The $130 million in spending cuts ordered this month by Mayor Sharon Pratt Dixon could force severe cuts in the D.C. Summer Youth Employment Program that put nearly 14,000 city teenagers to work last summer, and local business leaders say they may not be able to provide a bailout.

D.C. officials warn that cuts of 40 to 50 percent in the two city agencies that fund the program could cripple the popular enterprise that employs youths in training and enrichment programs and was one of former mayor Marion Barry's most touted legacies.

Those jobs "are going to get hit from a number of sectors," said Barbara Nicholson, head of the D.C. Commission on Arts and Humanities. The commission has funded the program indirectly with grants to local nonprofit groups that hire teenagers and could be hit with a funding cut of 51.5 percent.

"If the proposed cuts to all the agencies that fund this program are implemented, it's going to become devastating," Nicholson said.

The program is directly funded and run by the D.C. Department of Employment Services, for which the new mayor has suggested a 40.5 percent budget cut as part of an effort to offset a projected $300 million deficit. Last year the agency paid more than $12 million to various nonprofit agencies and school programs to create the work and study posts.

Richard Roughton, who hires 250 D.C. youths every summer to participate in various enrichment programs at American University, said any cuts would mean more kids in fewer programs.

But others, such as Ulysis Garner, executive director of D.C. ArtWorks, which offered art positions to 1,500 young people last summer, are more pessimistic. He said he is worried that department cuts of the dimension proposed threaten to gut the program and undercut one of the missions of his agency.

"It will devastate our program," he said.

"It's going to be such a shock to the kids," said Carol Foster, a volunteer director of the D.C. Youth Ensemble, who has worked with thousands of teenagers since she founded the program in 1981. "Most kids have too much idle time in the summer. Where are they going to go?"

Darrel Hardy, head of the Summer Youth Program, declined to comment, saying that the cuts are still just a proposal and that it is too early to gauge the impact.

But Nicholson and others said the budget pinch will mean that more efforts must be made to solicit the private sector for the program.
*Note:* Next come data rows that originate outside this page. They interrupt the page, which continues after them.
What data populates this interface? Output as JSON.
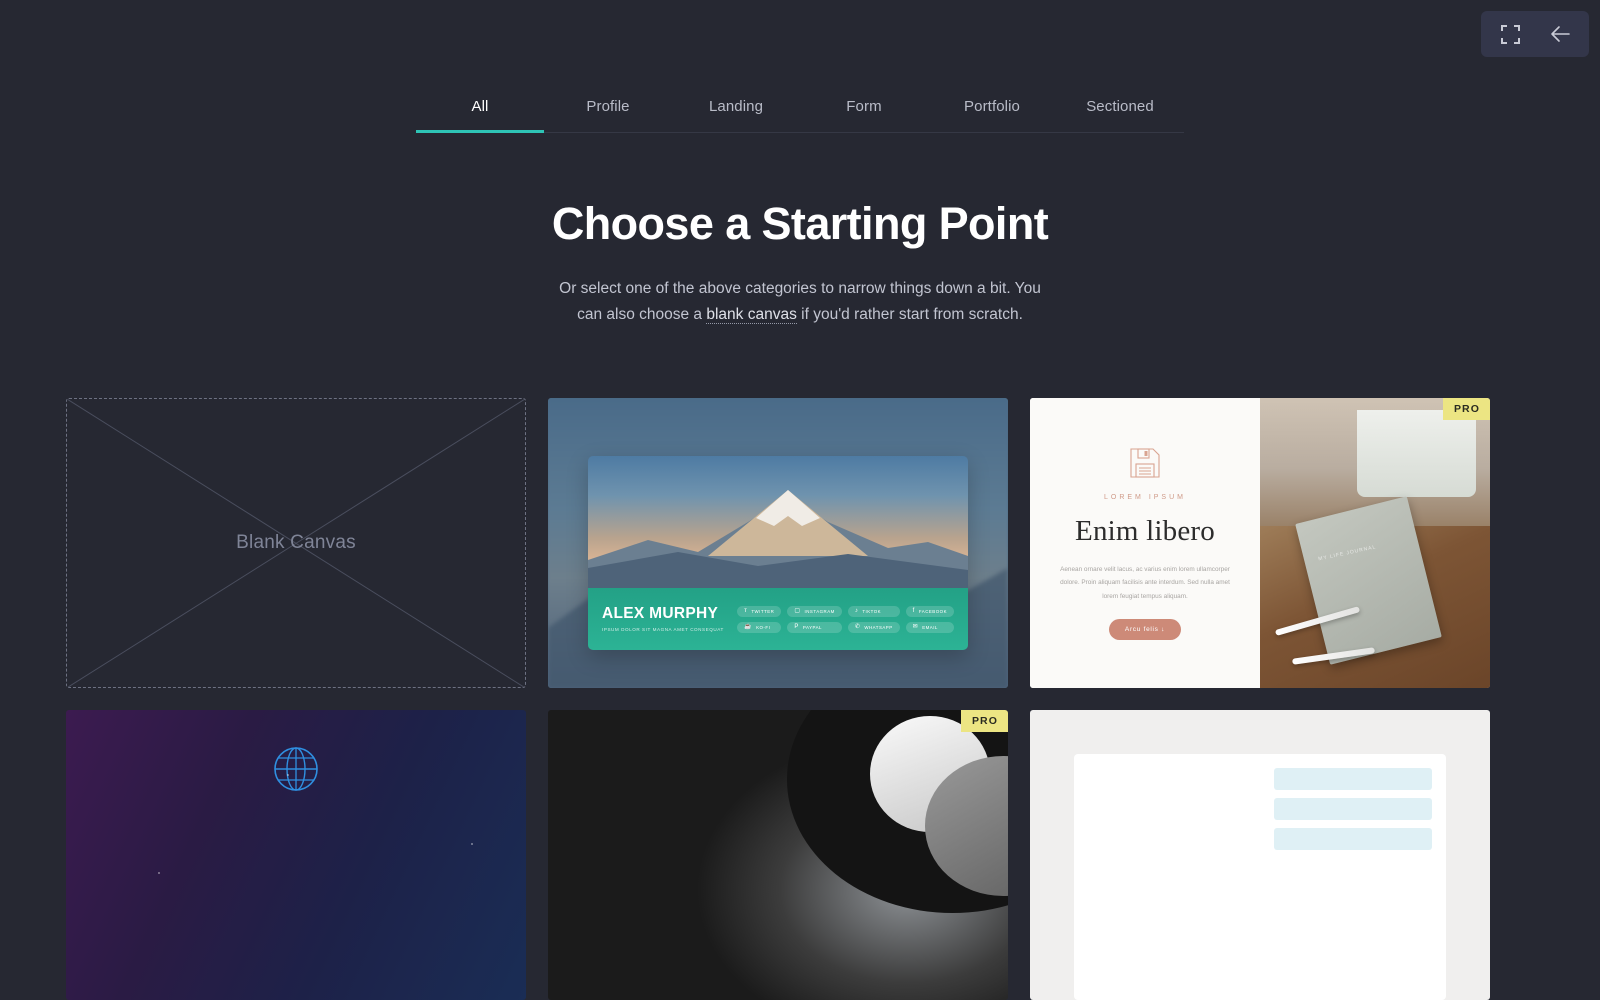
{
  "toolbar": {
    "marquee_icon": "marquee-select-icon",
    "back_icon": "arrow-left-icon"
  },
  "tabs": [
    {
      "label": "All",
      "active": true
    },
    {
      "label": "Profile",
      "active": false
    },
    {
      "label": "Landing",
      "active": false
    },
    {
      "label": "Form",
      "active": false
    },
    {
      "label": "Portfolio",
      "active": false
    },
    {
      "label": "Sectioned",
      "active": false
    }
  ],
  "hero": {
    "title": "Choose a Starting Point",
    "subtitle_part1": "Or select one of the above categories to narrow things down a bit. You can also choose a ",
    "subtitle_link": "blank canvas",
    "subtitle_part2": " if you'd rather start from scratch."
  },
  "cards": {
    "blank": {
      "label": "Blank Canvas"
    },
    "mountain": {
      "name": "ALEX MURPHY",
      "tagline": "IPSUM DOLOR SIT MAGNA AMET CONSEQUAT",
      "socials": [
        {
          "label": "TWITTER",
          "glyph": "ᴛ",
          "icon": "twitter-icon"
        },
        {
          "label": "INSTAGRAM",
          "glyph": "▢",
          "icon": "instagram-icon"
        },
        {
          "label": "TIKTOK",
          "glyph": "♪",
          "icon": "tiktok-icon"
        },
        {
          "label": "FACEBOOK",
          "glyph": "f",
          "icon": "facebook-icon"
        },
        {
          "label": "KO-FI",
          "glyph": "☕",
          "icon": "kofi-icon"
        },
        {
          "label": "PAYPAL",
          "glyph": "P",
          "icon": "paypal-icon"
        },
        {
          "label": "WHATSAPP",
          "glyph": "✆",
          "icon": "whatsapp-icon"
        },
        {
          "label": "EMAIL",
          "glyph": "✉",
          "icon": "email-icon"
        }
      ]
    },
    "enim": {
      "badge": "PRO",
      "eyebrow": "LOREM IPSUM",
      "title": "Enim libero",
      "body": "Aenean ornare velit lacus, ac varius enim lorem ullamcorper dolore. Proin aliquam facilisis ante interdum. Sed nulla amet lorem feugiat tempus aliquam.",
      "button": "Arcu felis ↓",
      "icon": "floppy-disk-icon",
      "journal_text": "MY LIFE JOURNAL"
    },
    "globe": {
      "icon": "globe-icon"
    },
    "photo": {
      "badge": "PRO"
    },
    "light": {}
  },
  "colors": {
    "page_bg": "#262832",
    "accent": "#2ec4b6",
    "pro_badge_bg": "#ece583",
    "toolbar_bg": "#33364a",
    "mtn_footer": "#2cb395",
    "enim_accent": "#cd8a78"
  }
}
The District contributes significantly more money to summer jobs than most other cities in the country, according to U.S. Labor Department officials. Critics of the program have long said its weakness is that most of the jobs are in government and nonprofit agencies heavily subsidized by the government.

"People have taken for granted city support," Nicholson said. "It's healthy to be frightened sometimes."

Some local business leaders said they are skeptical that the private sector has the capacity to invest in these programs, considering the souring of the local economy and the rising unemployment rate.

"The economy being what it is, the corporate community is severely strained already," said Douglas Wheeler, of the Washington Performing Arts Society, which funds several educational programs around the city with private donations. "I don't have a lot of confidence that the private sector has the resources to take up the slack."

Harry Linowes, a senior partner at BDO Seidman and a longtime art patron, agreed.

"Our biggest {local} industry was our real estate industry and it's being devastated," Linowes said.

Deputy Mayor for Finance Robert Pohlman has defended the cuts as essential to the solvency of the city, and this week's announcement by D.C. municipal union leaders that they would reject deferred pay raises and furloughs to reduce the deficit has brought new pressure.

But Garner, of D.C. ArtWorks, said the jobs program is not expendable.

"We have to prioritize," he said. "We can incarcerate 35 people for the same amount as we spend to run a program for 1,500 young people in the summer."